Vintage photo of a home in Denver's historic River Drive District

A vintage photography of a home on River Drive, Denver's newest historic district.

The Denver City Council has designated River Drive — a collection of 17 homes in one of the city’s oldest neighborhoods — as the latest historic district.

The council approved the designation on Monday night, making it the city’s 55th historic district.

The district is part of the Jefferson Park neighborhood in northwest Denver.

“Set on a bluff overlooking the South Platte River and downtown Denver, the district was originally home to a number of working-class residents, many of whom were employed by some of the city's earliest and most influential industries within walking distance or a short streetcar ride away,” the historic designation application stated.

Many of the early residents were first and second-generation English, Scottish, German, Welsh and Cornish immigrants, according to the application.

Several of them worked for the Colorado & Southern Railway, the Denver & Rio Grande Railroad, or the Zang Brewery, which was located down the street.

Advertisement for River Drive homes

Advertisement for homes in the River Drive neighborhood by Gurley Brothers from the Daily News, Oct. 9, 1881.

The homes in the district were built between 1885 and 1923 in an area first developed by Gurley Brothers, a real estate investment company launched by two brothers who created some of the earliest neighborhoods in Highlands and North Denver. It was annexed into Denver in 1896.

The Denver Landmark Commission and the Denver Planning Board voted unanimously in favor of the designation.

Several residents spoke in favor of the designation during Monday’s meeting.

“We are a close-knit neighborhood. We all have front porches.
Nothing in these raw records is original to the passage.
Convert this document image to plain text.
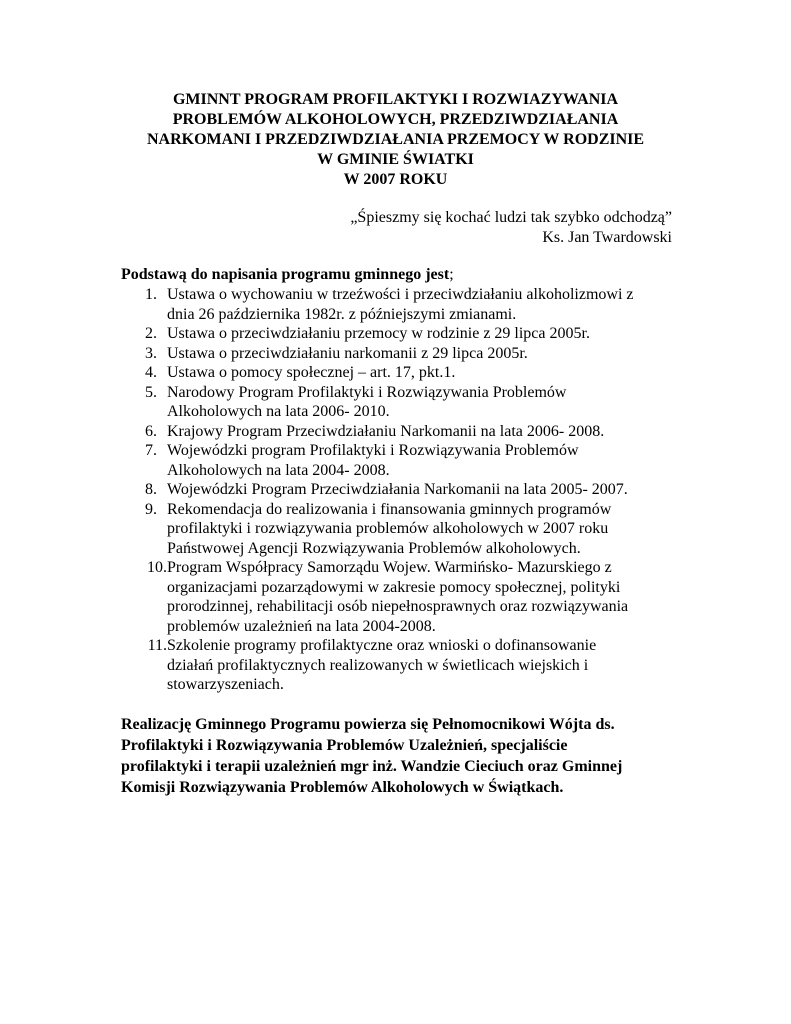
GMINNT PROGRAM PROFILAKTYKI I ROZWIAZYWANIA
PROBLEMÓW ALKOHOLOWYCH, PRZEDZIWDZIAŁANIA
NARKOMANI I PRZEDZIWDZIAŁANIA PRZEMOCY W RODZINIE
W GMINIE ŚWIATKI
W 2007 ROKU
„Śpieszmy się kochać ludzi tak szybko odchodzą”
Ks. Jan Twardowski
Podstawą do napisania programu gminnego jest;
1. Ustawa o wychowaniu w trzeźwości i przeciwdziałaniu alkoholizmowi z
dnia 26 października 1982r. z późniejszymi zmianami.
2. Ustawa o przeciwdziałaniu przemocy w rodzinie z 29 lipca 2005r.
3. Ustawa o przeciwdziałaniu narkomanii z 29 lipca 2005r.
4. Ustawa o pomocy społecznej – art. 17, pkt.1.
5. Narodowy Program Profilaktyki i Rozwiązywania Problemów
Alkoholowych na lata 2006- 2010.
6. Krajowy Program Przeciwdziałaniu Narkomanii na lata 2006- 2008.
7. Wojewódzki program Profilaktyki i Rozwiązywania Problemów
Alkoholowych na lata 2004- 2008.
8. Wojewódzki Program Przeciwdziałania Narkomanii na lata 2005- 2007.
9. Rekomendacja do realizowania i finansowania gminnych programów
profilaktyki i rozwiązywania problemów alkoholowych w 2007 roku
Państwowej Agencji Rozwiązywania Problemów alkoholowych.
10. Program Współpracy Samorządu Wojew. Warmińsko- Mazurskiego z
organizacjami pozarządowymi w zakresie pomocy społecznej, polityki
prorodzinnej, rehabilitacji osób niepełnosprawnych oraz rozwiązywania
problemów uzależnień na lata 2004-2008.
11. Szkolenie programy profilaktyczne oraz wnioski o dofinansowanie
działań profilaktycznych realizowanych w świetlicach wiejskich i
stowarzyszeniach.
Realizację Gminnego Programu powierza się Pełnomocnikowi Wójta ds.
Profilaktyki i Rozwiązywania Problemów Uzależnień, specjaliście
profilaktyki i terapii uzależnień mgr inż. Wandzie Cieciuch oraz Gminnej
Komisji Rozwiązywania Problemów Alkoholowych w Świątkach.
We know each other,” said Kym Foster, who has lived in the neighborhood for 20 years in a 1906 home.

“When people walk down our street, they only comment how much they love it,” she added.

One resident opposed the designation.

“It is not a good law and process [that] allows one homeowner to affect the property ownership of another without consent,” resident Michael Tobin wrote in an email sent to city officials.

“And, it is a surreal experience to co-exist with people who thought so little of my rights as a property owner and neighbor that they would proceed with it anyway against my wishes,” he added.